Advertising and Cross-Promotions
TV spots like this one were run that play like the first trailer, with lots of shots of Will and Lou making soft, hazy eyes at each other as they fall in love, him saying wonderfully romantic things to her and her helping him out.
There were plenty of online ads run that featured the key art that encouraged people to visit the website or buy tickets immediately.
Aside from the Marie Claire sponsorship of various things on social channels there weren’t any promotional partners that were mentioned or called out.
Media and Publicity
There was an in-depth story about Moyes, the author of the source novel and the screenwriter of this script, that covered the sometimes rocky path the story took the big screen, how she wanted it to hit all the emotional notes of the book and more. And speaking of the book, the stars had a little fun freaking out over the new edition that features the key art with their faces. Clarke later answered fan questions via a Twitter chat.
Claflin talked about the emotional component of playing a disabled man in such a tearjerker of a movie.
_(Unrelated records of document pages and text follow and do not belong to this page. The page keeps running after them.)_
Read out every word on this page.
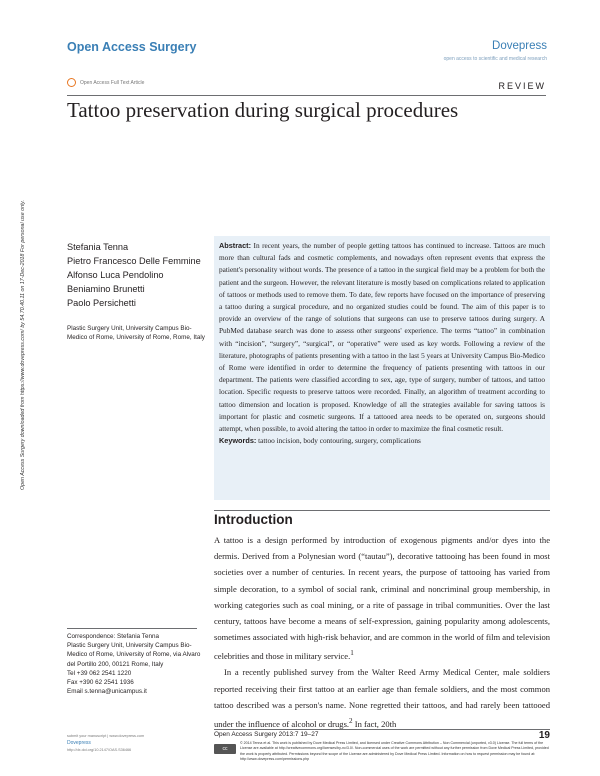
Open Access Surgery	Dovepress
open access to scientific and medical research
Open Access Full Text Article	REVIEW
Tattoo preservation during surgical procedures
Open Access Surgery downloaded from https://www.dovepress.com/ by 54.70.40.11 on 17-Dec-2018 For personal use only.	Stefania Tenna
Pietro Francesco Delle Femmine
Alfonso Luca Pendolino
Beniamino Brunetti
Paolo Persichetti
Plastic Surgery Unit, University Campus Bio-Medico of Rome, University of Rome, Rome, Italy
Abstract: In recent years, the number of people getting tattoos has continued to increase. Tattoos are much more than cultural fads and cosmetic complements, and nowadays often represent events that express the patient's personality without words. The presence of a tattoo in the surgical field may be a problem for both the patient and the surgeon. However, the relevant literature is mostly based on complications related to application of tattoos or methods used to remove them. To date, few reports have focused on the importance of preserving a tattoo during a surgical procedure, and no organized studies could be found. The aim of this paper is to provide an overview of the range of solutions that surgeons can use to preserve tattoos during surgery. A PubMed database search was done to assess other surgeons' experience. The terms “tattoo” in combination with “incision”, “surgery”, “surgical”, or “operative” were used as key words. Following a review of the literature, photographs of patients presenting with a tattoo in the last 5 years at University Campus Bio-Medico of Rome were identified in order to determine the frequency of patients presenting with tattoos in our department. The patients were classified according to sex, age, type of surgery, number of tattoos, and tattoo location. Specific requests to preserve tattoos were recorded. Finally, an algorithm of treatment according to tattoo dimension and location is proposed. Knowledge of all the strategies available for saving tattoos is important for plastic and cosmetic surgeons. If a tattooed area needs to be operated on, surgeons should attempt, when possible, to avoid altering the tattoo in order to maximize the final cosmetic result.
Keywords: tattoo incision, body contouring, surgery, complications
Introduction

A tattoo is a design performed by introduction of exogenous pigments and/or dyes into the dermis. Derived from a Polynesian word (“tautau”), decorative tattooing has been found in most societies over a number of centuries. In recent years, the purpose of tattooing has varied from simple decoration, to a symbol of social rank, criminal and noncriminal group membership, in working categories such as coal mining, or a rite of passage in tribal communities. Over the last century, tattoos have become a means of self-expression, gaining popularity among adolescents, sometimes associated with high-risk behavior, and are common in the world of film and television celebrities and those in military service.$^1$

In a recently published survey from the Walter Reed Army Medical Center, male soldiers reported receiving their first tattoo at an earlier age than female soldiers, and the most common tattoo described was a person's name. None regretted their tattoos, and had rarely been tattooed under the influence of alcohol or drugs.$^2$ In fact, 20th

Correspondence: Stefania Tenna
Plastic Surgery Unit, University Campus Bio-Medico of Rome, University of Rome, via Alvaro del Portillo 200, 00121 Rome, Italy
Tel +39 062 2541 1220
Fax +390 62 2541 1936
Email s.tenna@unicampus.it
Open Access Surgery 2013:7 19–27	19
submit your manuscript | www.dovepress.com
Dovepress
http://dx.doi.org/10.2147/OAS.S36466	cc
© 2014 Tenna et al. This work is published by Dove Medical Press Limited, and licensed under Creative Commons Attribution – Non Commercial (unported, v3.0) License. The full terms of the License are available at http://creativecommons.org/licenses/by-nc/3.0/. Non-commercial uses of the work are permitted without any further permission from Dove Medical Press Limited, provided the work is properly attributed. Permissions beyond the scope of the License are administered by Dove Medical Press Limited. Information on how to request permission may be found at: http://www.dovepress.com/permissions.php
Not everyone was thrilled, with disability activists and others taking issue with both the movie and the book’s portrayal of a disabled person.
This is one of those situations where you certainly can’t say the studio doesn’t know what demographic it’s going after. Everything about the campaign either implicitly or overtly calls it out as the movie you should go see if you want a good cry. Whether it’s the romance angle or the element about Will’s disability and how his spirit is buoyed by Lou’s presence outside of that, it’s sold as a movie that’s been designed and assembled by specialists expressly for the purpose of making women cry over how touching it is.
There’s really not much more to say. Either the elements of the campaign are doing that on their own – the trailers and posters would fall into that category – or things like the images online are telling you that it will happen and you should prepare yourself. For some people that message is going to work really well and for others it won’t.